Uma nova espécie para a ciência foi descoberta através do Twitter pela cientista portuguesa Ana Sofia Reboleira, que identificou num milpés, partilhado por um cientista nos Estados Unidos o fungo agora batizado de ‘Troglomyces twiterii’.

A descoberta ocorreu quando Ana Sofia Reboleira, bióloga natural das Caldas da Rainha atualmente a trabalhar no Museu de História Natural da Dinamarca, observou no Twitter uma foto de um milpés norte americano, partilhada pelo colega Derek Hannen, na qual notou a presença do fungo.

“Era um milpés do género Cambala, que são muito característicos pela disposição peculiar dos seus olhos”, e que, segundo explicou a bióloga à agência Lusa “só existe na América do Norte”.

Até então “não se conheciam estes fungos a parasitar milpés naquele continente”, afirmou Ana Sofia Reboleira, que, através da foto partilhada no Twitter, constatou que “a descoberta era óbvia: só poderia ser uma espécie nova para a ciência”.

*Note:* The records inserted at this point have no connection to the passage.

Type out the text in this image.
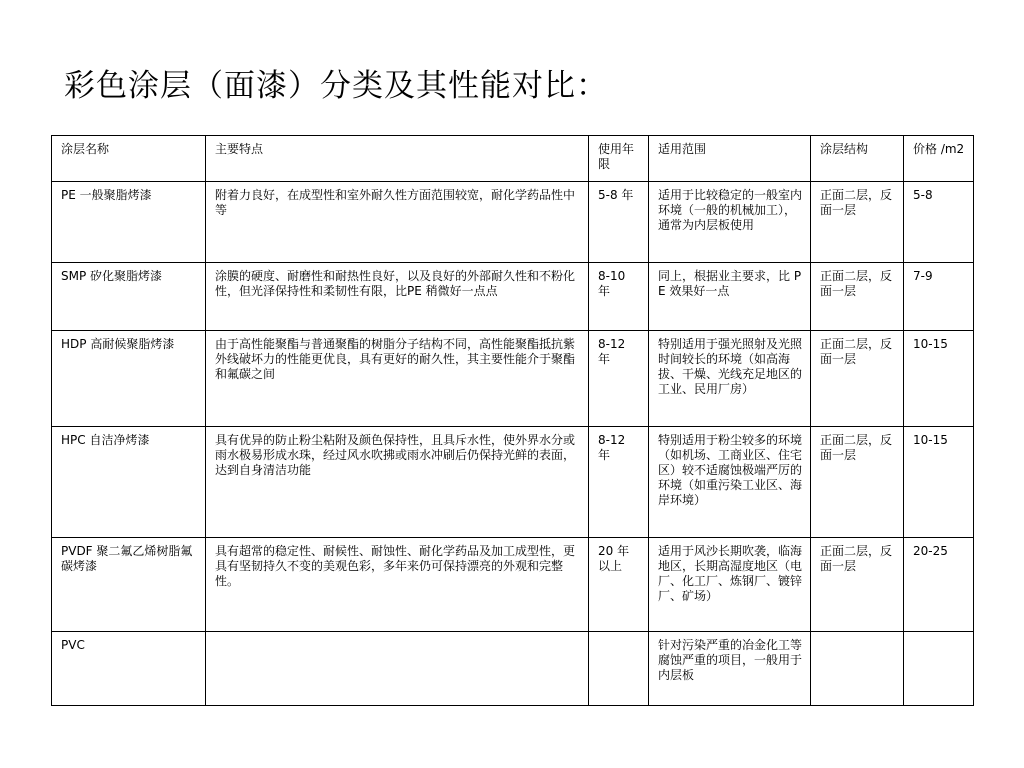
彩色涂层（面漆）分类及其性能对比：
涂层名称	主要特点	使用年限	适用范围	涂层结构	价格 /m2
PE 一般聚脂烤漆	附着力良好，在成型性和室外耐久性方面范围较宽，耐化学药品性中等	5-8 年	适用于比较稳定的一般室内环境（一般的机械加工），通常为内层板使用	正面二层，反面一层	5-8
SMP 矽化聚脂烤漆	涂膜的硬度、耐磨性和耐热性良好，以及良好的外部耐久性和不粉化性，但光泽保持性和柔韧性有限，比PE 稍微好一点点	8-10 年	同上，根据业主要求，比 PE 效果好一点	正面二层，反面一层	7-9
HDP 高耐候聚脂烤漆	由于高性能聚酯与普通聚酯的树脂分子结构不同，高性能聚酯抵抗紫外线破坏力的性能更优良，具有更好的耐久性，其主要性能介于聚酯和氟碳之间	8-12 年	特别适用于强光照射及光照时间较长的环境（如高海拔、干燥、光线充足地区的工业、民用厂房）	正面二层，反面一层	10-15
HPC 自洁净烤漆	具有优异的防止粉尘粘附及颜色保持性，且具斥水性，使外界水分或雨水极易形成水珠，经过风水吹拂或雨水冲刷后仍保持光鲜的表面，达到自身清洁功能	8-12 年	特别适用于粉尘较多的环境（如机场、工商业区、住宅区）较不适腐蚀极端严厉的环境（如重污染工业区、海岸环境）	正面二层，反面一层	10-15
PVDF 聚二氟乙烯树脂氟碳烤漆	具有超常的稳定性、耐候性、耐蚀性、耐化学药品及加工成型性，更具有坚韧持久不变的美观色彩，多年来仍可保持漂亮的外观和完整性。	20 年以上	适用于风沙长期吹袭，临海地区，长期高湿度地区（电厂、化工厂、炼钢厂、镀锌厂、矿场）	正面二层，反面一层	20-25
PVC			针对污染严重的冶金化工等腐蚀严重的项目，一般用于内层板		
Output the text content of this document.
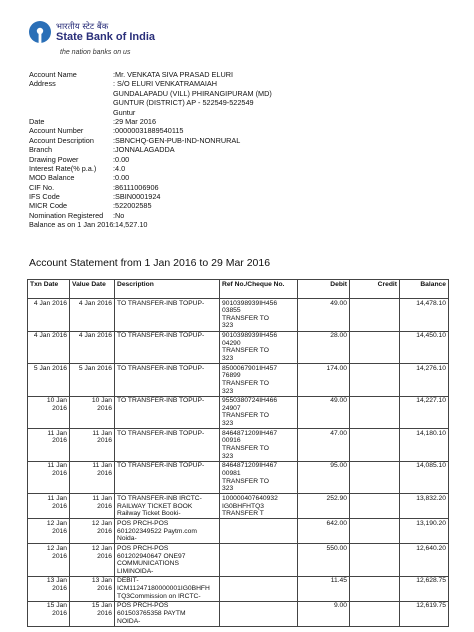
भारतीय स्टेट बैंक
State Bank of India
the nation banks on us
Account Name	:Mr. VENKATA SIVA PRASAD ELURI
Address	: S/O ELURI VENKATRAMAIAH
GUNDALAPADU (VILL) PHIRANGIPURAM (MD)
GUNTUR (DISTRICT) AP - 522549-522549
Guntur
Date	:29 Mar 2016
Account Number	:00000031889540115
Account Description	:SBNCHQ-GEN-PUB-IND-NONRURAL
Branch	:JONNALAGADDA
Drawing Power	:0.00
Interest Rate(% p.a.)	:4.0
MOD Balance	:0.00
CIF No.	:86111006906
IFS Code	:SBIN0001924
MICR Code	:522002585
Nomination Registered	:No
Balance as on 1 Jan 2016 :14,527.10
Account Statement from 1 Jan 2016 to 29 Mar 2016
Txn Date	Value Date	Description	Ref No./Cheque No.	Debit	Credit	Balance

4 Jan 2016	4 Jan 2016	TO TRANSFER-INB TOPUP-	9010398939IH456
03855
TRANSFER TO
323	49.00		14,478.10

4 Jan 2016	4 Jan 2016	TO TRANSFER-INB TOPUP-	9010398939IH456
04290
TRANSFER TO
323	28.00		14,450.10

5 Jan 2016	5 Jan 2016	TO TRANSFER-INB TOPUP-	8500067901IH457
76899
TRANSFER TO
323	174.00		14,276.10

10 Jan
2016	10 Jan
2016	TO TRANSFER-INB TOPUP-	9550380724IH466
24907
TRANSFER TO
323	49.00		14,227.10

11 Jan
2016	11 Jan
2016	TO TRANSFER-INB TOPUP-	8464871209IH467
00916
TRANSFER TO
323	47.00		14,180.10

11 Jan
2016	11 Jan
2016	TO TRANSFER-INB TOPUP-	8464871209IH467
00981
TRANSFER TO
323	95.00		14,085.10

11 Jan
2016	11 Jan
2016	TO TRANSFER-INB IRCTC-
RAILWAY TICKET BOOK
Railway Ticket Booki-	100000407640932
IG0BHFHTQ3
TRANSFER T	252.90		13,832.20

12 Jan
2016	12 Jan
2016	POS PRCH-POS
601202349522 Paytm.com
Noida-		642.00		13,190.20

12 Jan
2016	12 Jan
2016	POS PRCH-POS
601202940647 ONE97
COMMUNICATIONS
LIMINOIDA-		550.00		12,640.20

13 Jan
2016	13 Jan
2016	DEBIT-
ICM11247180000001IG0BHFH
TQ3Commission on IRCTC-		11.45		12,628.75

15 Jan
2016	15 Jan
2016	POS PRCH-POS
601503765358 PAYTM
NOIDA-		9.00		12,619.75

Com o seu gabinete de trabalho localizado ao lado de uma das maiores coleções zoológicas do mundo, no Museu de História Natural da Dinamarca, Ana Sofia Reboleira e o colega Henrik Enghoff, apressaram-se a escrutinar microscopicamente os exemplares desse género de milpés que estavam conservados na coleção acabando por confirmar a descoberta publicada hoje na revista científica “Mycokeys”.

O fungo, uma nova espécie para a ciência e a primeira a ser descoberta através de uma rede social foi batizado ‘Troglomyces twiterii’, numa referência à sua descoberta através do Twitter.

“É um parasita que depende do seu hospedeiro para sobreviver, numa relação de dependência similar à dos vírus relativamente aos seus hospedeiros”, mas, “contrariamente aos vírus, este parasita tem o seu próprio metabolismo e reproduz-se por si mesmo”, explicou a cientista.

Trata-se de um fungo “ectoparasítico da ordem ‘Laboulbeniales’, que se encontra sobre três espécies de milpés que vivem na cordilheira dos Apalaches, nos Estados Unidos da América” e que segundo Reboleira “pode ser observado sobre o seu hospedeiro e tem todo o seu ciclo de vida neste animal”.

A transmissão do parasita “ocorre pelo contacto próximo entre hospedeiros”, no qual o novo hospedeiro fica infetado “através da dispersão de ascósporos com apenas duas células, dentro de um envelope gelatinoso que adere facilmente à superfície do novo hospedeiro”, acrescentou.

Para Ana Sofia Reboleira, “o estudo dos fungos da ordem ‘Laboulbeniales’ tem sido muito negligenciado”, com estas espécies que “vivem dependentes dos seus hospedeiros que são artrópodes, sobretudo insetos, mas também aracnídeos e milpés” a não despertarem a  atenção dos especialistas em fungos e do os entomologistas que estudam os hospedeiros  mas “estão pouco despertos para a sua presença, que passa despercebida pelo seu tamanho diminuto”.

Ana Sofia Reboleira é professora na Universidade de Copenhaga, onde coordena um laboratório dedicado sobretudo ao estudo dos ecossistemas subterrâneos.

A descrição da nova espécie, agora publicada na revista científica MycoKeys, contou com a colaboração dos professores Sergi Santamaría (da Universidade Autónoma de Barcelona) e Henrik Enghoff (da Universidade de Copenhaga), uma equipa que colabora frequentemente no estudo destes fungos em milpés e que desde 2014 já descobriu e descreveu mais de 23 novas espécies de fungos que vivem exclusivamente em milpés.